Tons of American brands weathered bad press storms this year. Bud Light was accused of promoting sexual assault with an ill-advised slogan, American Apparel suffered a derogatory casting call leak amid its image makeover, and Nasty Gal was slammed with a nasty discrimination lawsuit.

Those might all be considered brand challenges on a basic level. But whatever the gaffe, no company has endured quite the level of colossal backlash that SeaWorld has. The oceanarium amusement park cited “continued brand challenges” as the reason for its 84 percent loss of net income in the most recent quarter. That’s according to an earnings report released Thursday by SeaWorld Parks & Entertainment, the Orlando, Florida–based corporation that owns a dozen parks in five U.S. cities.

The report’s vague wording of “brand challenges” failed to acknowledge one whale of an issue that’s been plaguing the company: Blackfish, the 2013 documentary that depicted what can happen when killer whales are held captive in too-small tanks. The famed orca Tilikum, for example, fatally attacked two of his trainers.

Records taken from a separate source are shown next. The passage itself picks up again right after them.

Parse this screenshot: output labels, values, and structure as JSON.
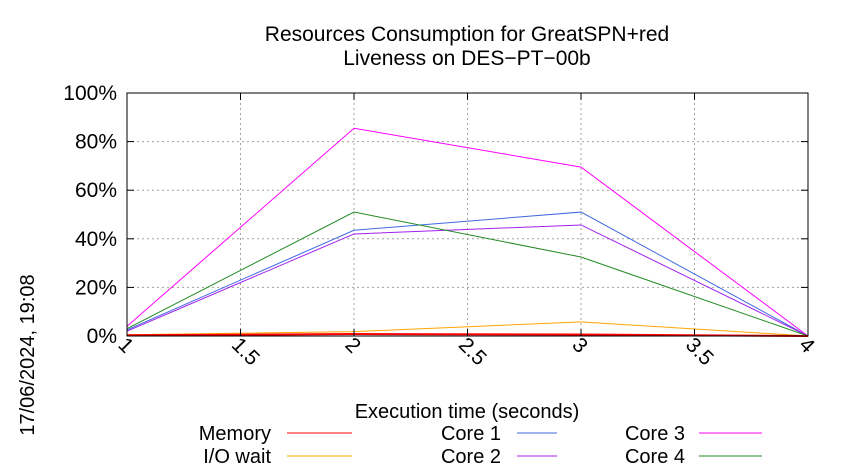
{
  "chart_data": {
    "type": "line",
    "title": "Resources Consumption for GreatSPN+red",
    "subtitle": "Liveness on DES−PT−00b",
    "xlabel": "Execution time (seconds)",
    "ylabel": "",
    "timestamp": "17/06/2024, 19:08",
    "xlim": [
      1,
      4
    ],
    "ylim": [
      0,
      100
    ],
    "x_ticks": [
      1,
      1.5,
      2,
      2.5,
      3,
      3.5,
      4
    ],
    "x_tick_labels": [
      "1",
      "1.5",
      "2",
      "2.5",
      "3",
      "3.5",
      "4"
    ],
    "y_ticks": [
      0,
      20,
      40,
      60,
      80,
      100
    ],
    "y_tick_labels": [
      "0%",
      "20%",
      "40%",
      "60%",
      "80%",
      "100%"
    ],
    "grid": true,
    "legend_position": "bottom",
    "x": [
      1,
      2,
      3,
      4
    ],
    "series": [
      {
        "name": "Memory",
        "color": "#ff0000",
        "values": [
          0.3,
          0.8,
          0.6,
          0
        ]
      },
      {
        "name": "I/O wait",
        "color": "#ffa500",
        "values": [
          0.5,
          1.8,
          5.8,
          0
        ]
      },
      {
        "name": "Core 1",
        "color": "#4169e1",
        "values": [
          2.5,
          43.5,
          51,
          0
        ]
      },
      {
        "name": "Core 2",
        "color": "#a020f0",
        "values": [
          2,
          42,
          45.7,
          0
        ]
      },
      {
        "name": "Core 3",
        "color": "#ff00ff",
        "values": [
          4,
          85.5,
          69.5,
          0
        ]
      },
      {
        "name": "Core 4",
        "color": "#228b22",
        "values": [
          3,
          51,
          32.5,
          0
        ]
      }
    ]
  }
}
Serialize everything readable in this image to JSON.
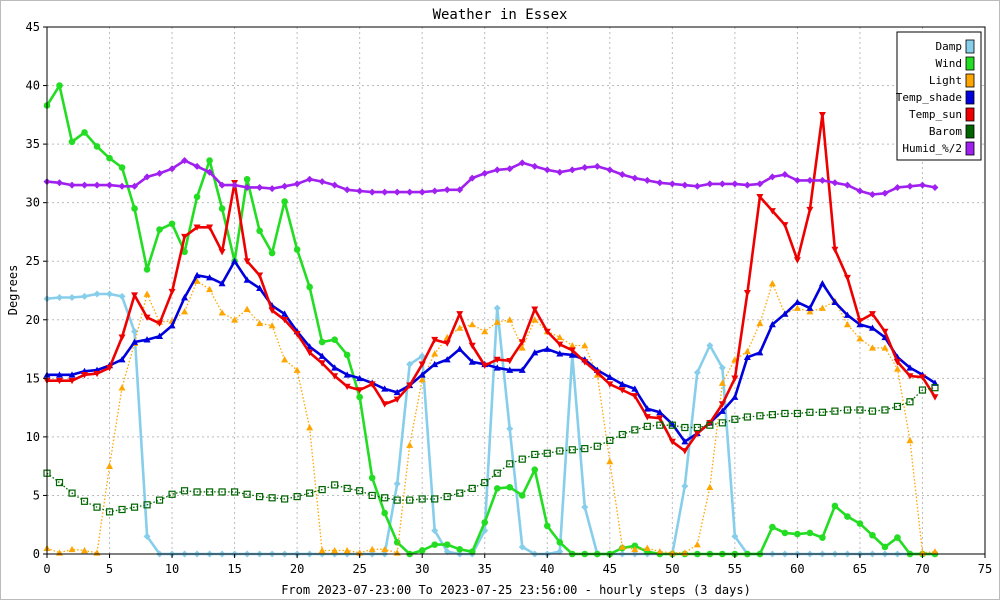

RELATED: Will SeaWorld’s Financial Woes Force It to Free the Whales?

The company chalked up its decline in attendance, which dropped nationally by more than 100,000 from 6.58 million to 6.48 million, to the timing of Easter—huh?—and record levels of rainfall near its park in San Antonio, Texas. During the same period, SeaWorld’s total revenue declined 3 percent, a $13.5 million deficit.

“We realize we have much work ahead of us to recover more of our attendance base, increase revenue, and improve our performance, as returning to historical performance levels will take time and investment,” SeaWorld President and CEO Joel Manby said in a statement. Manby was hired to replace Jim Atchison, who stepped down from the company in December amid staff reductions and regular protests by animal advocacy organizations including PETA.

SeaWorld’s financial challenges are particularly unusual at a time when its top competitors are experiencing a boom in both attendance and profits. On Tuesday, Walt Disney Parks and Resorts reported a 4 percent increase in third-quarter revenue to $4.1 billion and a 9 percent bump in operating income to $922 million. A second-quarter report released last month showed Universal theme parks experiencing a 25.7 percent revenue increase from last year to $773 million and a six-month revenue boost of 29.2 percent, thanks in part to its Harry Potter attraction at Universal Studios in Orlando.

RELATED: Sea World’s New Killer Whale Plan: Bigger Tanks, but the Show Goes On

Americans clearly haven’t lost interest in good old-fashioned theme park thrills, but SeaWorld’s low attendance suggests its animal attractions play a big part in its decline. As of June, 56 orcas were held in captivity—more than half of them were born into captivity—in at least 14 marine parks around the world, according to the global nonprofit Whale and Dolphin Conservation. SeaWorld, which has donated millions to orca research, says its whales offer scientists an opportunity to study and conserve killer whales in the wild. But animal rights activists have long argued that the 12,000-pound creatures are kept in inhumane conditions that shorten their life span, negatively affect their behavior, and contribute to their population decline.

Manby vowed the company could overcome its “continued brand challenges” with a popular fall event lineup, increased promotional offerings, and “favorable calendar timing.”